Das Leben in München wäre nur halb so schön und auch ziemlich langweilig, gäbe es die Zeitungskästen an vielen Straßenecken nicht. Beim Weg zum Einkaufen oder beim Spaziergang erfahren wir im Vorbeigehen die wirklich wichtigen Nachrichten. Genau auf den Punkt vermitteln uns die Schlagzeilen der Boulevardblätter jene Themen, die wir in den seriösen Medien meist vergeblich suchen.
Nur so war es uns möglich zu erkennen, wie schön es in den Gefängnissen ist. Wir hatten völlig falsche Vorstellungen. Wir dachten, dort herrscht Zucht und Ordnung, damit die Insassen auf das wahre Leben außerhalb der Mauern vorbereitet werden. Stattdessen findet im Bau die reinste Unzucht statt. So war zu lesen: „Skandal! Porsche-Mörder hatte Sex mit Justizwachtmeisterin“. Diese Zeile in reinster Poesie, fasst alles perfekt zusammen. Wir wussten bis dato nicht, dass jemand wegen der Ermordung eines Porsches ins Gefängnis muss. Das liegt wohl daran, dass es sich dabei um ein sehr teures Premiumfahrzeug handelt und solche unter einem besonderen Schutz stehen. Die weitere Recherche ergab allerdings, dem Porsche geht es gut. Nur sein armer Besitzer wurde in diesem Porsche erschossen.

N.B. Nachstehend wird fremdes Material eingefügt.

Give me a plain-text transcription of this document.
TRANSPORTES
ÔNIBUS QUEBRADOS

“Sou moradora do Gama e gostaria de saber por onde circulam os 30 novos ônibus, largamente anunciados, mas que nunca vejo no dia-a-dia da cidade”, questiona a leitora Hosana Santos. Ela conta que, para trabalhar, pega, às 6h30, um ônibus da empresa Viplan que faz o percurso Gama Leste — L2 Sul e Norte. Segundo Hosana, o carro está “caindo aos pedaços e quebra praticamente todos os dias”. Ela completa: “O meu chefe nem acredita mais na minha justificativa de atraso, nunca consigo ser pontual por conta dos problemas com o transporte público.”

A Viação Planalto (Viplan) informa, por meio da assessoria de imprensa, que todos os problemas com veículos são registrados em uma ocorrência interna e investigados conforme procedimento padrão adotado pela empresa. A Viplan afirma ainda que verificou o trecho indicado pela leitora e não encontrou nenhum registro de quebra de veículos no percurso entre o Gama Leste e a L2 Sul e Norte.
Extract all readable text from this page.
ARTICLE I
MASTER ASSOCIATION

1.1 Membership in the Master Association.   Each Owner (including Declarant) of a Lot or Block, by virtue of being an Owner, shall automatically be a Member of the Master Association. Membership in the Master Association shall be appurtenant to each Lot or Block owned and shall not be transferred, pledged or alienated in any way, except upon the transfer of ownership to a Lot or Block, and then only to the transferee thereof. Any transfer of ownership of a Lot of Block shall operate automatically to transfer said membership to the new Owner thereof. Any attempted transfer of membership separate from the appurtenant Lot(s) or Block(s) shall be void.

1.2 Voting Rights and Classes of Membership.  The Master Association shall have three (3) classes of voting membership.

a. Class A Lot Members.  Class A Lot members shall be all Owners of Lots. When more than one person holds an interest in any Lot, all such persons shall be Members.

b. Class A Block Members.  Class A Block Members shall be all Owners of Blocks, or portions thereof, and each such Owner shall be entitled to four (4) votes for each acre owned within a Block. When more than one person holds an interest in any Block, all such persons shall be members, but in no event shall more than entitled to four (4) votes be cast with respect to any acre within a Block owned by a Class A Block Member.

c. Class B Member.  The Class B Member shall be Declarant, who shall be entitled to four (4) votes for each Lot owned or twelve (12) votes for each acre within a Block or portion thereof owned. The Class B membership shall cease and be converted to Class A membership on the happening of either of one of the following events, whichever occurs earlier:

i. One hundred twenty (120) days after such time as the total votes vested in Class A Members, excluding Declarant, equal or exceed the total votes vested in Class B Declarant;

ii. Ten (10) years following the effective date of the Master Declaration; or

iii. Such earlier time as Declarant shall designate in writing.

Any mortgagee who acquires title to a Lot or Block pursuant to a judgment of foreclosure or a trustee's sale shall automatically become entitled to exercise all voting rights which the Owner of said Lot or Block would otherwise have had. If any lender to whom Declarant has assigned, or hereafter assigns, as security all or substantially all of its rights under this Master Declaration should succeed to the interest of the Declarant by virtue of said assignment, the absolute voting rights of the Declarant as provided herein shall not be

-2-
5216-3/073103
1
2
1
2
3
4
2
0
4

Der Schreiber dieser Titelzeile hat zwar seine Empörung über dieses schamlose Treiben durch das Wort Skandal hervorgehoben. Doch der Rest des Satzes kann dessen Neid nicht verbergen. Einmal Sex mit einer Wachtmeisterin in einer Zelle – bei solchen Fantasien kann so ein Artikel mal etwas länger dauern. Wir freuen uns schon auf die verruchten Fortsetzungsgeschichten aus anderen Gefängnissen.
Es geht auch sehr romantisch zu in deutschen Gefängnissen. Solch herzzerreißende Geschichten gibt es außerhalb der Mauern nur noch selten. In einem anderen Münchner Boulevardblatt stand. „Traumheirat im Knast“. Der Glückliche, der sich dort getraut hat, war Wikileaks-Gründer Julian Assange. Der Journalist sitzt seit drei Jahren ein, weil er US-Geheimnisse verraten haben soll. Dieses Traumevent fand im Hochsicherheitsgefängnis von Belmarsh in London statt. Bei der Zeremonie durften nur vier Gäste und zwei Trauzeugen dabei sein. Das hat sicherlich mit Corona zu, sonst wäre das eine große Sause geworden.

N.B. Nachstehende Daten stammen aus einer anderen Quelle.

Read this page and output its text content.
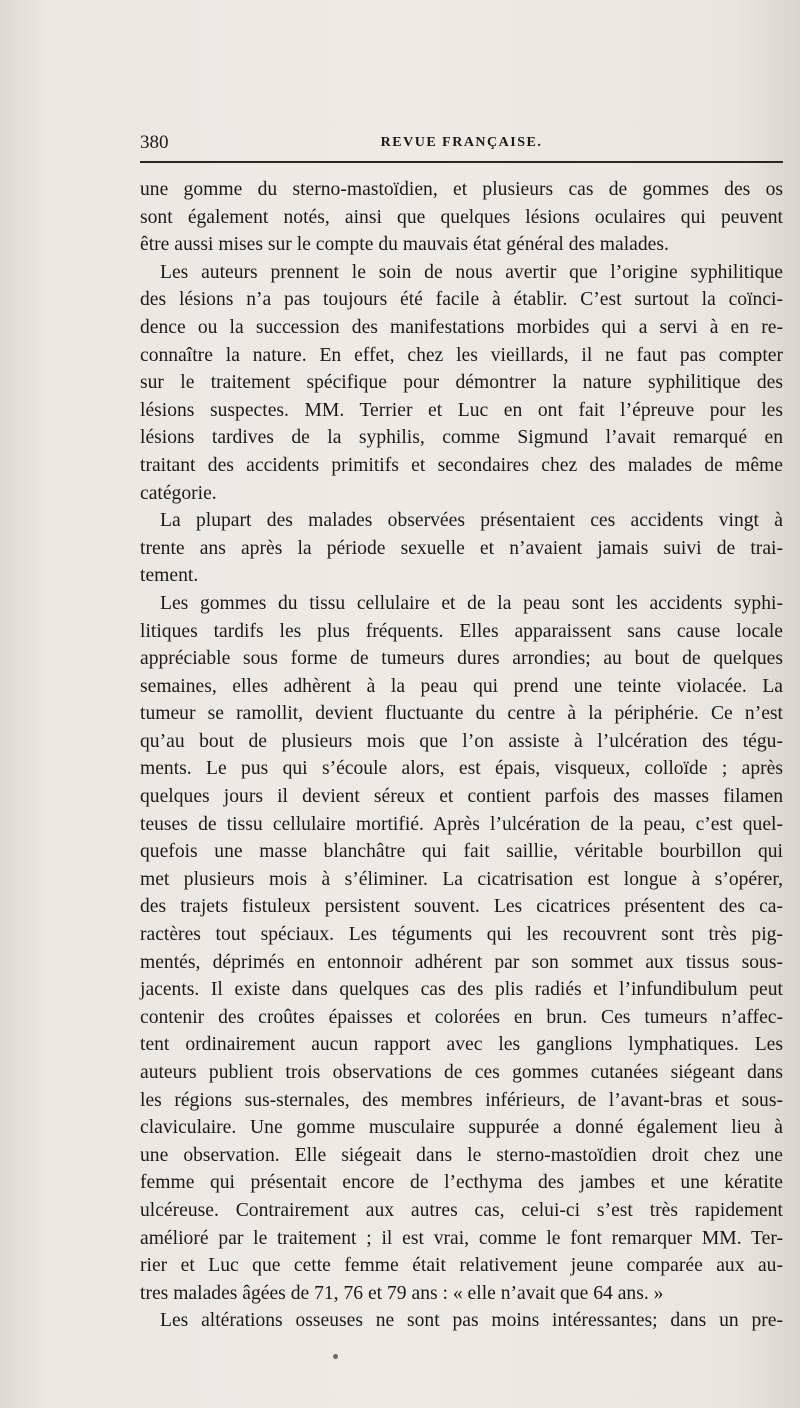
380	REVUE FRANÇAISE.
une gomme du sterno-mastoïdien, et plusieurs cas de gommes des os
sont également notés, ainsi que quelques lésions oculaires qui peuvent
être aussi mises sur le compte du mauvais état général des malades.
Les auteurs prennent le soin de nous avertir que l’origine syphilitique
des lésions n’a pas toujours été facile à établir. C’est surtout la coïnci-
dence ou la succession des manifestations morbides qui a servi à en re-
connaître la nature. En effet, chez les vieillards, il ne faut pas compter
sur le traitement spécifique pour démontrer la nature syphilitique des
lésions suspectes. MM. Terrier et Luc en ont fait l’épreuve pour les
lésions tardives de la syphilis, comme Sigmund l’avait remarqué en
traitant des accidents primitifs et secondaires chez des malades de même
catégorie.
La plupart des malades observées présentaient ces accidents vingt à
trente ans après la période sexuelle et n’avaient jamais suivi de trai-
tement.
Les gommes du tissu cellulaire et de la peau sont les accidents syphi-
litiques tardifs les plus fréquents. Elles apparaissent sans cause locale
appréciable sous forme de tumeurs dures arrondies; au bout de quelques
semaines, elles adhèrent à la peau qui prend une teinte violacée. La
tumeur se ramollit, devient fluctuante du centre à la périphérie. Ce n’est
qu’au bout de plusieurs mois que l’on assiste à l’ulcération des tégu-
ments. Le pus qui s’écoule alors, est épais, visqueux, colloïde ; après
quelques jours il devient séreux et contient parfois des masses filamen
teuses de tissu cellulaire mortifié. Après l’ulcération de la peau, c’est quel-
quefois une masse blanchâtre qui fait saillie, véritable bourbillon qui
met plusieurs mois à s’éliminer. La cicatrisation est longue à s’opérer,
des trajets fistuleux persistent souvent. Les cicatrices présentent des ca-
ractères tout spéciaux. Les téguments qui les recouvrent sont très pig-
mentés, déprimés en entonnoir adhérent par son sommet aux tissus sous-
jacents. Il existe dans quelques cas des plis radiés et l’infundibulum peut
contenir des croûtes épaisses et colorées en brun. Ces tumeurs n’affec-
tent ordinairement aucun rapport avec les ganglions lymphatiques. Les
auteurs publient trois observations de ces gommes cutanées siégeant dans
les régions sus-sternales, des membres inférieurs, de l’avant-bras et sous-
claviculaire. Une gomme musculaire suppurée a donné également lieu à
une observation. Elle siégeait dans le sterno-mastoïdien droit chez une
femme qui présentait encore de l’ecthyma des jambes et une kératite
ulcéreuse. Contrairement aux autres cas, celui-ci s’est très rapidement
amélioré par le traitement ; il est vrai, comme le font remarquer MM. Ter-
rier et Luc que cette femme était relativement jeune comparée aux au-
tres malades âgées de 71, 76 et 79 ans : « elle n’avait que 64 ans. »
Les altérations osseuses ne sont pas moins intéressantes; dans un pre-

Was in den Artikeln allerdings fehlte, war die Information, was man tun muss, um solche Erlebnisse im Gefängnis genießen zu dürfen. Muss man dazu ein Verbrechen begehen und wenn ja, welches? Schließlich will niemand sein ganzes Leben hinter Mauern verbringen, nur um einmal dort zu heiraten. Außerdem sind die Gefängnisse in der Regel immer noch eine von den Männern dominierte Welt. Da ist regelmäßiger Sex mit Justizvollzugsbeamtinnen auch nicht an der Tagesordnung.

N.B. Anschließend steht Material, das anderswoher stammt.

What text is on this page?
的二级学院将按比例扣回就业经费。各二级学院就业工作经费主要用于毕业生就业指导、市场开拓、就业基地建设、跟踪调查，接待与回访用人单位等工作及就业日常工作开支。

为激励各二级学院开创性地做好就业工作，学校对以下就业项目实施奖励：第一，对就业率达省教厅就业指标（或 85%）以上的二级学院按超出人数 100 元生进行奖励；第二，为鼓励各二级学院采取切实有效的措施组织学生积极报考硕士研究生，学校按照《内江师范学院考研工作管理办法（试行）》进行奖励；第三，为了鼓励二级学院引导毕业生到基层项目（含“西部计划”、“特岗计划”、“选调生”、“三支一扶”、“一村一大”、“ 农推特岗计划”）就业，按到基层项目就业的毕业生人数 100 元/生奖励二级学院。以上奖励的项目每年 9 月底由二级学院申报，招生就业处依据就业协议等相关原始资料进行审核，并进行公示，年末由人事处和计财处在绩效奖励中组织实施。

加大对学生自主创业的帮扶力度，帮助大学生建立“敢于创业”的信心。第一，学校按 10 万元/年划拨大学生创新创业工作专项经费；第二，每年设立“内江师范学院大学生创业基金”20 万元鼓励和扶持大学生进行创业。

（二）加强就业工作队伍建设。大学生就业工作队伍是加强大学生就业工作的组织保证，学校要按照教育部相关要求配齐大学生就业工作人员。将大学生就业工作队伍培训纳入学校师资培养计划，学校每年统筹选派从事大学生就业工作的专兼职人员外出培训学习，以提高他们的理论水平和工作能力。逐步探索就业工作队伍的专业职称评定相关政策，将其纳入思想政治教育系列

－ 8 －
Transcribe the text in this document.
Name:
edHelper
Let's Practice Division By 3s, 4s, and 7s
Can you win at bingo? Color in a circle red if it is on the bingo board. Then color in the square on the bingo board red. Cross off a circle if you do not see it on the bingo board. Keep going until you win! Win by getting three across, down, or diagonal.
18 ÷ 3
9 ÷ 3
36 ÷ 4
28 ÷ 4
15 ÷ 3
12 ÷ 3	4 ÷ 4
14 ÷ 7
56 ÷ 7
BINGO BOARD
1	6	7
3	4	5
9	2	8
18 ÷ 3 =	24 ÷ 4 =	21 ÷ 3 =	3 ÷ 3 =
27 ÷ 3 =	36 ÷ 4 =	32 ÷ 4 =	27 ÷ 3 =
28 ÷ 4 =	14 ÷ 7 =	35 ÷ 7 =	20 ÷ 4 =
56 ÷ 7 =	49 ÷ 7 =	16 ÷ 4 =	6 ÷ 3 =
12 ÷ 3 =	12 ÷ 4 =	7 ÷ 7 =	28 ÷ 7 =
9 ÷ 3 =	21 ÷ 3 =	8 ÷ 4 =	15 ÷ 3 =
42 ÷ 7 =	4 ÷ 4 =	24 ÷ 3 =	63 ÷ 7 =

Vielleicht gibt es ja schon Veranstalter, die gegen ein gewisses Entgelt solch tolle Events anbieten. Dann hätten auch langweilige Spießbürger, die sich einfach nichts zuschulden kommen lassen wollen, die Chance auf ein unvergessliches Erlebnis. Vielleicht könnten die rasenden Boulevard-Reporter recherchieren und uns die Fakten nutzerfreundlich aufbereiten: Zusätzliche Informationen mit Adressen, Kontaktpersonen und Kosten, das wäre ein toller Service für alle Leser.
Sehr nett!! – Endlich kann ich mal wieder schmunzeln 🙂 in dieser leider allzu ernsten Zeit …
😉 Sehr gut. Danke für das Schmunzeln am heutigen Morgen!